The CNS–RG complexes (a–c and f–h) and isolated RG (d) were cultured from tim-gal4/UAS-cameleon (YC2.1-82) flies. Representative data from two different cells were plotted for each experiment. (a) The frequency of spontaneous Ca²⁺ spikes depended on the extracellular Ca²⁺ concentrations. In contrast, exposure to the Ca²⁺-ATPase inhibitor thapsigargin (TG; 1 min, 1 μM) had no effect on the frequency of Ca²⁺ spikes. (b) Effects of TTX (0.3 μM) and the L-type Ca²⁺ channel activator BayK8644 (100 μM) on Ca²⁺ spikes in PG cells. TTX reduced the frequency but did not abolish Ca²⁺ spikes. Exposure to BayK8644 increased the Ca²⁺ spiking frequency again, even in the presence of TTX. (c) PG cells in CNS–RG complexes cultured in medium containing TTX exhibited Ca²⁺ spikes similar to control culture conditions. Nimodipine (2 μM) reduced the Ca²⁺ spiking frequency in PG cells cultured with TTX. (d) The effect of excitation light on [Ca²⁺]_c was tested in PG cells in isolated RG cultures using an LED light source.

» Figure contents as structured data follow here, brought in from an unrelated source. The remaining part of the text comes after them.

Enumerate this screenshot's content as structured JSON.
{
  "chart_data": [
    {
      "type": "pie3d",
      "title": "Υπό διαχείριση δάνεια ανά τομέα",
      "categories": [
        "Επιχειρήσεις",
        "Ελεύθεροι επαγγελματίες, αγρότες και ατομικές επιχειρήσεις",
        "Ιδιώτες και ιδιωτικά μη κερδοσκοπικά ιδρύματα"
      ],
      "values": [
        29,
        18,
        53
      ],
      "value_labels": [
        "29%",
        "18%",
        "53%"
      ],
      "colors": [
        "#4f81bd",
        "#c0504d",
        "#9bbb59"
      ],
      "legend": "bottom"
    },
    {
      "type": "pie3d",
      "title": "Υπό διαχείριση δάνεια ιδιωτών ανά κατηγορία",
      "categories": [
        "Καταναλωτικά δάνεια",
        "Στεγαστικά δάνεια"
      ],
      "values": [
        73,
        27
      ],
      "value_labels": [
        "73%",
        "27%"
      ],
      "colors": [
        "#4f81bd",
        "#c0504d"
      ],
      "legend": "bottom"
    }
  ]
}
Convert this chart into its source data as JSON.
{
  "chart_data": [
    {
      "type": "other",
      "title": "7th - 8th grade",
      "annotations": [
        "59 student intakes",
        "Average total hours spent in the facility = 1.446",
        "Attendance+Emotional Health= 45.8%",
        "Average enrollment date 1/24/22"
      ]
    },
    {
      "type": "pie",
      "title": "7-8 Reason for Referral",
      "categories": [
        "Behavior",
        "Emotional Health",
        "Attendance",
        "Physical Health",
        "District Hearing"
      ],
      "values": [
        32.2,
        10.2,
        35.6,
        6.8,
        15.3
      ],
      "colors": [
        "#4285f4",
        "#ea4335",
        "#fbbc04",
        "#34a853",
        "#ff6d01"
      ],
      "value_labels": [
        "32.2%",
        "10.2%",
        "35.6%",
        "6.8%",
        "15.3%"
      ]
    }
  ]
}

The low-fluorescent signals were amplified using an EM–CCD gain. The relatively noisy traces at 3×10⁴ photons cm⁻² s⁻¹ (invisible to eye) were caused by the electrical amplification of the signals. Neither the frequency of Ca²⁺ spikes nor baseline [Ca²⁺]_c levels were affected by excitation light in PG cells in isolated RG cultures. (e) To examine the effects of photic stimulation on Ca²⁺ spikes (f–h), a micro-light was located near the brain hemisphere. An excitation light for Ca²⁺ imaging (435–445 nm) was tightly focussed on the RG. (f) Exposure of the brain to blue (455–505 nm; blue trace) but not red (595–645 nm; red trace) light temporarily blocked Ca²⁺ spikes in PG cells in CNS–RG complex cultures. The effects of blue light exposure (in two representative cells as solid and dashed lines) were abolished in PG cells cultured with TTX (g) or in PG cells cultured from cry^b background flies (h). All the above results were consistently observed in 44–119 cells in 3–5 organs.